A study from the University of Montreal shows that children who are regularly exposed to their parents’ smoking run a greater risk of suffering from childhood obesity.
When parents smoke, children get fat. In any case, this is what a study conducted by the University of Montreal and the affiliated CHU Sainte-Justine Research Center (Canada) reveals. Young children whose parents smoke at home are at risk of having a larger waist circumference and higher body mass index (BMI) by the age of 10, researchers say.
While previous studies did not take into account family factors likely to influence a child’s weight, that of Canadian researchers also looked at parental mental health and its consequences on lifestyle choice. . For scientists, this is “the first study to link smoking at home and subsequent weight gain in children,” they explain.
1.5 cm larger waistline
“We suspect that our statistics underestimate the link between childhood obesity and parental exposure to smoking,” warns Linda Pagani, professor of psychoeducation at the University of Montreal and researcher at CHU Sainte-Justine, who directed this study. For her, the reason is simple: “parents feel a certain embarrassment in declaring their real tobacco consumption,” she explains.
Children aged 10 years, exposed to cigarette smoke intermittently or continuously, may have a waist circumference up to 1.5 cm above average. In addition, their BMI will be 0.48 to 0.81 points higher. “This prospective association is almost as strong as the effect of smoking during pregnancy,” says Linda Pagani.

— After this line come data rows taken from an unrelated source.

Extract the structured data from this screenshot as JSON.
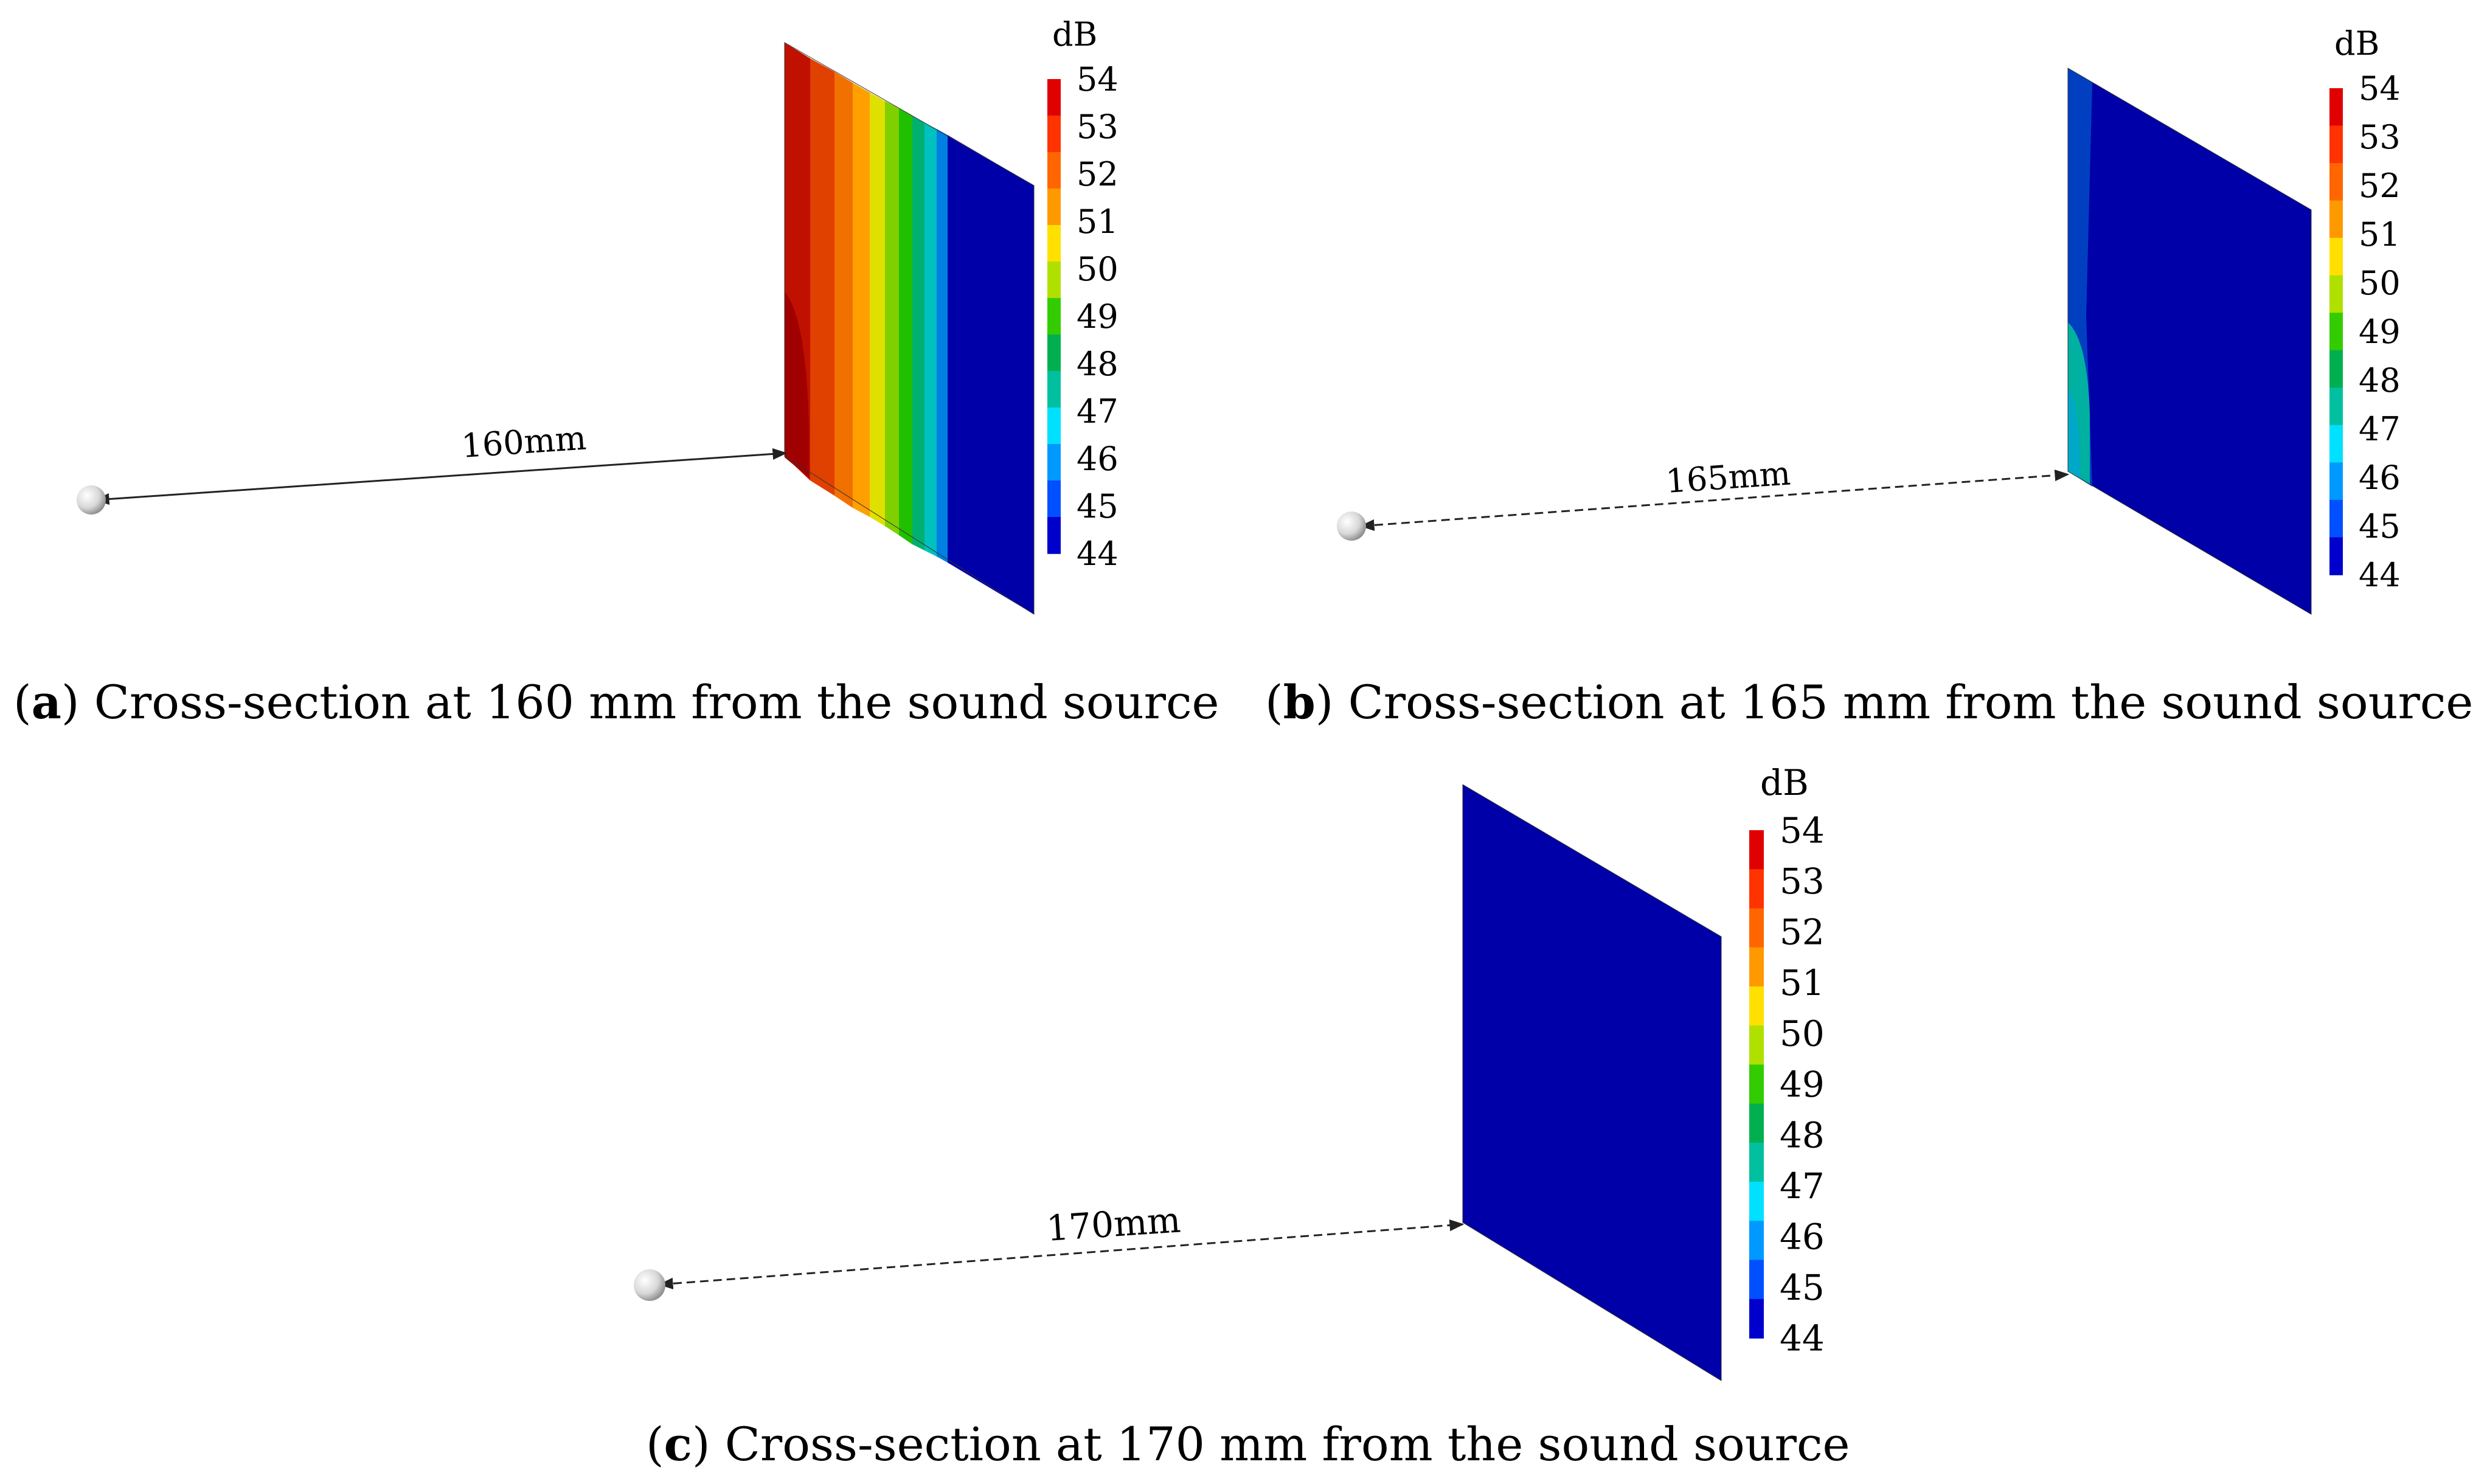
{
  "colorbar": {
    "unit": "dB",
    "ticks": [
      "54",
      "53",
      "52",
      "51",
      "50",
      "49",
      "48",
      "47",
      "46",
      "45",
      "44"
    ],
    "colors": [
      "#e00000",
      "#ff3300",
      "#ff6600",
      "#ff9900",
      "#ffe000",
      "#b0e000",
      "#33cc00",
      "#00b050",
      "#00c0a0",
      "#00e0ff",
      "#0099ff",
      "#0050ff",
      "#0000cc"
    ]
  },
  "panels": [
    {
      "id": "a",
      "distance_label": "160mm",
      "caption_letter": "a",
      "caption_text": ") Cross-section at 160 mm from the sound source"
    },
    {
      "id": "b",
      "distance_label": "165mm",
      "caption_letter": "b",
      "caption_text": ") Cross-section at 165 mm from the sound source"
    },
    {
      "id": "c",
      "distance_label": "170mm",
      "caption_letter": "c",
      "caption_text": ") Cross-section at 170 mm from the sound source"
    }
  ]
}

Risk of impaired neurodevelopmental functioning
Even if at first glance, “the difference in weight does not seem very important, it occurs at a critical period in the development of the child: the” adiposity rebound “”, underlines the researcher, who recalls that taking weight in childhood could have serious long-term effects. In the first years of life, children’s vital systems are immature; the harmful effects of a smoky room are therefore much more acute for a child than for an adult.
“Exposure to second-hand smoke during infancy could cause endocrine imbalances and impair neurodevelopmental functioning at this critical period of hypothalamus development, which could damage vital systems that grow and develop tremendously after birth and through. ‘in mid-childhood, which is the period our study focused on, ”explains Linda Pagani.
Globally, 40% of children are exposed to their parents’ smoking at home. A worrying finding in view of the risks that parents pose to their offspring.